'Climategate': Scientists, Politicians War Over Hacked E-Mails
Do e-mails show a 'conspiracy' on global warming? Or honest discussion?
Dec. 4, 2009 — -- Henry Stimson, secretary of war under Franklin D. Roosevelt, famously said, "Gentlemen don't read other gentlemen's mail."
He would never last in the rough-and-tumble world of climate politics. The heat is still rising over the hacked e-mails from scientists at the University of East Anglia in Britain, in which scientists argue -- at times rudely -- over research on civilization's effect on the world's temperatures.
Political conservatives say the e-mails, in the words of blogger Michelle Malkin, "promise to be the global warming scandal of the century," proving that scientists were trying to exaggerate their findings and quiet their critics.
Liberals say the files only show honest debate among experts, and that the truth remains that human industry is warming the global climate. There are more than 1,000 e-mails, some dating back to 1999, that were taken -- some say stolen -- from the university's computer system and posted widely on the Internet.
Today, the head of the U.N.'s Intergovernmental Panel on Climate Change, Rajendra K. Pachauri, said the issue was serious and the I.P.C.C. would be looking into it in detail. Phil Jones, head of the climate unit at East Anglia, stepped aside temporarily this week pending an investigation there.

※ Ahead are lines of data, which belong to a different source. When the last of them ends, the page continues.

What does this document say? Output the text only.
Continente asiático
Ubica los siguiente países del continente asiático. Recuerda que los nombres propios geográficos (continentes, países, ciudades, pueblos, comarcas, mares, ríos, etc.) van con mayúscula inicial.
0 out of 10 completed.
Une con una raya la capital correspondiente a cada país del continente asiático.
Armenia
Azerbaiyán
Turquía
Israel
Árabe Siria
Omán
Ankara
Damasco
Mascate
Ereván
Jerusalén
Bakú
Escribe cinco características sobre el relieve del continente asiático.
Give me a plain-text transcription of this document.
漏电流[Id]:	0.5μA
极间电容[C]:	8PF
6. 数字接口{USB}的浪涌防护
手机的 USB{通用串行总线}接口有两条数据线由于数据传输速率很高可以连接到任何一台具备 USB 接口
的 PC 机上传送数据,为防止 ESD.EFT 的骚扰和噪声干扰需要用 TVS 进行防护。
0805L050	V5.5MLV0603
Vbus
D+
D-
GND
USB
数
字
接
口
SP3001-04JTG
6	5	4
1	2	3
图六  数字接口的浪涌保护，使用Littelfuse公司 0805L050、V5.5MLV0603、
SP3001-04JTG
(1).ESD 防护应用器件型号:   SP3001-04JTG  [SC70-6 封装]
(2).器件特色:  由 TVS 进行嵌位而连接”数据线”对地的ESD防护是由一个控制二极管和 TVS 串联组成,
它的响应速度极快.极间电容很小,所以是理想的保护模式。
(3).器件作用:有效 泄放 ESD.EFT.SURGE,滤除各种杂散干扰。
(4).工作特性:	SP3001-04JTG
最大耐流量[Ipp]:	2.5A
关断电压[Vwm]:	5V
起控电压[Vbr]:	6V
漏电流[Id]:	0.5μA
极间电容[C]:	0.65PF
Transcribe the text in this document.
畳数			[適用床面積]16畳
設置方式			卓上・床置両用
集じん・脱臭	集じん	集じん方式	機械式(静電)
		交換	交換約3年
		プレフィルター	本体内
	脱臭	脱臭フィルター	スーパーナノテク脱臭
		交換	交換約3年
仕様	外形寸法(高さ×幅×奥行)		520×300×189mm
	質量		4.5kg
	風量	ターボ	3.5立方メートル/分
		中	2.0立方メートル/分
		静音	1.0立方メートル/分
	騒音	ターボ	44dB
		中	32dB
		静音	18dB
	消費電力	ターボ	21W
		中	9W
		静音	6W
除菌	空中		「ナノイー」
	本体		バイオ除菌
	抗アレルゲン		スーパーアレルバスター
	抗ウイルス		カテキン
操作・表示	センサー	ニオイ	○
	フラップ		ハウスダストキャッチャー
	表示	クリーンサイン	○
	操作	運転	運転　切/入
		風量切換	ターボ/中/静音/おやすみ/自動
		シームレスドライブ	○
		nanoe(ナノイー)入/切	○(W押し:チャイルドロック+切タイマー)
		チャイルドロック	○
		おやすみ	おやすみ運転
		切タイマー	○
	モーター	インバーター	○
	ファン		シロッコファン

"We will certainly go into the whole lot and then we will take a position on it," Pachauri said in an interview with the BBC. "We certainly don't want to brush anything under the carpet."
The controversy has erupted just as world leaders are converging on Copenhagen for a major summit on what actions to take on climate. President Obama has said he will attend; the White House said today he would be there for the conclusion, in the hope that there will be an international agreement.
Was the appearance of the hacked e-mails conveniently timed to steal attention from the Copenhagen conference? There's no saying, since the hacker or hackers have not been identified, but many of the outed scientists say they are outraged.
"Imagine someone going through all the e-mails you've ever sent, said Michael Mann of Penn State University, "looking for a single word or phrase that could be twisted."